Of all the vertebrate wild animal life, it is probably the birds which attract the most amateur and professional observers. Perhaps this is because they present us with such a variety of markings and colours, and shapes and sizes. Birds can be classified according to their zoological groupings, but for the casual observer of our local birds I should like to group them by their effects on our local environment.

Garden birds

Garden visitors are a group of interest to many. Some residents put out peanuts and bird seed mixture, and favourite avian visitors to gardens include several species which everyone recognises, such as robins, wrens, blackbirds, thrushes, blue tits and great tits, hedge sparrows and house sparrows; though sparrows, once so common, seem less numerous than they were.

These small birds are occasionally attacked by sparrow hawks.

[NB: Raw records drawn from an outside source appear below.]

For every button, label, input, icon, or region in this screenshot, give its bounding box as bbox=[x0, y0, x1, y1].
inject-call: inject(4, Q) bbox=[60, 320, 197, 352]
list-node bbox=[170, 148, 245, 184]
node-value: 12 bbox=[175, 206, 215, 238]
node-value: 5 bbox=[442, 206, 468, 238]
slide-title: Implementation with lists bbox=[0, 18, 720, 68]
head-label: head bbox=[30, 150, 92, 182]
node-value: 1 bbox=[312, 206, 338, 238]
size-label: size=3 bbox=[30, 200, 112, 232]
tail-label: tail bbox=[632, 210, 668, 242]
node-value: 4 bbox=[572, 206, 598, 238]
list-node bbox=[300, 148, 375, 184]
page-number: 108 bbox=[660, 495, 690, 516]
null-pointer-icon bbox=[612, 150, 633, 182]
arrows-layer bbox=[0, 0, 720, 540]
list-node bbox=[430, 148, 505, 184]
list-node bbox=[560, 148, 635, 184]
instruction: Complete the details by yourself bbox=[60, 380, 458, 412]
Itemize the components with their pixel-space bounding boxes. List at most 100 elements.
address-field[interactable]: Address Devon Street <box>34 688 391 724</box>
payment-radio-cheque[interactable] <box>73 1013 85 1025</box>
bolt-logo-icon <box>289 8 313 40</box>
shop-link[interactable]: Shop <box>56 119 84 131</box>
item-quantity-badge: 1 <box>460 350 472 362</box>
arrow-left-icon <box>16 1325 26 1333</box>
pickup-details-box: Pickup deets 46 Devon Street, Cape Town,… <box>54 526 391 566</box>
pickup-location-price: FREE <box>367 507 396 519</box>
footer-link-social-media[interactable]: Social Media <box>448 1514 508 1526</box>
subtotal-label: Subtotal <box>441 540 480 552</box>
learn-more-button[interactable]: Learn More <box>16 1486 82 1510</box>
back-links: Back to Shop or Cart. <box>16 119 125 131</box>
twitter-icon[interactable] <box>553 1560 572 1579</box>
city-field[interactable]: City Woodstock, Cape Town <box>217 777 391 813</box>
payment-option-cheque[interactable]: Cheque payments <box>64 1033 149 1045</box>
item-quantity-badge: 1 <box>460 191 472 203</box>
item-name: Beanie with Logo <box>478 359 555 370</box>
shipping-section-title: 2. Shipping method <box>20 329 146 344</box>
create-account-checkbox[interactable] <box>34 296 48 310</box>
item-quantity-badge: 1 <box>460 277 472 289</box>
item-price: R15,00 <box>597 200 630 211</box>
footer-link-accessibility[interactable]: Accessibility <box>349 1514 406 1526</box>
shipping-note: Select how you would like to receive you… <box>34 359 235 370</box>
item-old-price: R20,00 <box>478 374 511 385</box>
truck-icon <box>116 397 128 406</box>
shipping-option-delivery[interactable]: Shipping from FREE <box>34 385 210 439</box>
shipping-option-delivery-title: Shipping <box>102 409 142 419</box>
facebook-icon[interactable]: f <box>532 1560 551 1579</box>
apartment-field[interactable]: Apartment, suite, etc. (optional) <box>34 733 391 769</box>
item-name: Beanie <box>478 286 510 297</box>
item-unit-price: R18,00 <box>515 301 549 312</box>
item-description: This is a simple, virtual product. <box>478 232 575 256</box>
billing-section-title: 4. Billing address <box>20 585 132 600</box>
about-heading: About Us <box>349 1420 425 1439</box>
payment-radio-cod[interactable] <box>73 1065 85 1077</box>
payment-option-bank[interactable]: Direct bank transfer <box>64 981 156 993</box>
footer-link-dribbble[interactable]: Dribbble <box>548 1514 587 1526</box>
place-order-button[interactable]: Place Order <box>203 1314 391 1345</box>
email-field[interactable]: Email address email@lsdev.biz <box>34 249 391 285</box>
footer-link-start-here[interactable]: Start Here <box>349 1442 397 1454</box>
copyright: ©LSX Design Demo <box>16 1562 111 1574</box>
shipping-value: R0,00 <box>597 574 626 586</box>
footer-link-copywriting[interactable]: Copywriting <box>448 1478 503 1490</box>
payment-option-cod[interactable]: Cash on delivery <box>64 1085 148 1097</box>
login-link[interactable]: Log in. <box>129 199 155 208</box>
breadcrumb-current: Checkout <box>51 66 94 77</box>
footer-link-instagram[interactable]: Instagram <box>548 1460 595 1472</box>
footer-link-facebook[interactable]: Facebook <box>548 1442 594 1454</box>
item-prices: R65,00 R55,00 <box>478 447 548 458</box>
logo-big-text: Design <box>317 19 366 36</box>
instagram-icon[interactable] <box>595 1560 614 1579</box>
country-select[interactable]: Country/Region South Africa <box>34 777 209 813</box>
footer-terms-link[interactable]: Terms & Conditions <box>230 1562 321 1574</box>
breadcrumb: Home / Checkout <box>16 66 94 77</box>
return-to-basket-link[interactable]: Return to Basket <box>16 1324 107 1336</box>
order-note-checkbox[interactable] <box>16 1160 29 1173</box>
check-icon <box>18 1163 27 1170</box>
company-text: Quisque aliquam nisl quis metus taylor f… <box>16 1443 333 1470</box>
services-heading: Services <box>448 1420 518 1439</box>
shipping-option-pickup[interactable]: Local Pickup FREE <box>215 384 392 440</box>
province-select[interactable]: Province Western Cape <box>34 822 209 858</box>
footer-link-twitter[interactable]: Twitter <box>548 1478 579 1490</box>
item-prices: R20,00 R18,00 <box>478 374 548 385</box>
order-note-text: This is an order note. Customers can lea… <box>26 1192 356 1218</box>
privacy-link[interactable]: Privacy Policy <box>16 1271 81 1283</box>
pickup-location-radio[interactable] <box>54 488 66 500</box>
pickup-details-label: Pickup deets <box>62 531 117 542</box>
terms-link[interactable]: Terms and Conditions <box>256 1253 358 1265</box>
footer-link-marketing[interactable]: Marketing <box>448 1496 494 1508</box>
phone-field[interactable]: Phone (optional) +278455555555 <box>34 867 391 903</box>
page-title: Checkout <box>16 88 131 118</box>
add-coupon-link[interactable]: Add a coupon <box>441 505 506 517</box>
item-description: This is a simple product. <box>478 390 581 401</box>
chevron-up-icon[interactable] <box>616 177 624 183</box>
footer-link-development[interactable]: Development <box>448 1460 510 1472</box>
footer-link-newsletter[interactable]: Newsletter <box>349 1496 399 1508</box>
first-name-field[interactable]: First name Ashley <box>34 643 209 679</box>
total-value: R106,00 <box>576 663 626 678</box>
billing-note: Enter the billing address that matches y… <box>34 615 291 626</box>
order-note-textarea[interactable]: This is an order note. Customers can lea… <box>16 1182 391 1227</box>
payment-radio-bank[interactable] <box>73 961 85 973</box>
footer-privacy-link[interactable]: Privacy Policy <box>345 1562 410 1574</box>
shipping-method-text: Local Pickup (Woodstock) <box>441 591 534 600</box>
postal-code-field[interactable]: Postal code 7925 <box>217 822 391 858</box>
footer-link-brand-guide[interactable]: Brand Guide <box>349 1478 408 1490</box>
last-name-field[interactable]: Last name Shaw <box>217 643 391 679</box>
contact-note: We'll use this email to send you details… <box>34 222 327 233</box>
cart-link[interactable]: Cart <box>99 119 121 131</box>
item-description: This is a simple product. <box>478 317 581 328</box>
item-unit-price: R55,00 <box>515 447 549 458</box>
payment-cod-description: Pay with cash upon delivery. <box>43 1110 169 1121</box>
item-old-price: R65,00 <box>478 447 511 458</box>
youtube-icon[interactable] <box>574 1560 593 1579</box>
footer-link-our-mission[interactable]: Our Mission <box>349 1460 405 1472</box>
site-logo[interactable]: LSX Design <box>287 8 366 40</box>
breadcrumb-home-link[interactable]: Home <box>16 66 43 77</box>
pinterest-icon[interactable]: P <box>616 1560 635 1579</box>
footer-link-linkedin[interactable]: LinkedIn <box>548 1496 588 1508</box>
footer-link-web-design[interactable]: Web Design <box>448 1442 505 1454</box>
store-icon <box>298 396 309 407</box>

More colourful visitors include two species of woodpeckers, several finches, fieldfares and redwings, as well as pheasants wandering into gardens from the fields.

Field & countryside birds

Some may regard certain garden visitors as nuisances, because they interfere with attempts to attract the small birds.  These less popular visitors include starlings, collared doves, magpies and jackdaws. Regular visitors to the fields are wood pigeons, rooks and lapwings.

Popular visitors to the parish include cuckoos, swallows, swifts and house martins; and perhaps they are welcomed as harbingers of summer. A resident bird with something of a special diaphanous aura of its own is the barn owl. Then there are the passers by, like the gulls, and the other migrants, which stop for feeding on their way to somewhere else.

Water birds

There are some herons, which meet with a mixed reception from their human neighbours. While some appreciate their slow-motion majestic flight along the line of the brook, pond owners may be less enthusiastic.  Water birds also include mallard ducks and moorhens.

Whatever your personal villains and favourites, I suspect that most would agree that the local birds add some interest and colour to the parish.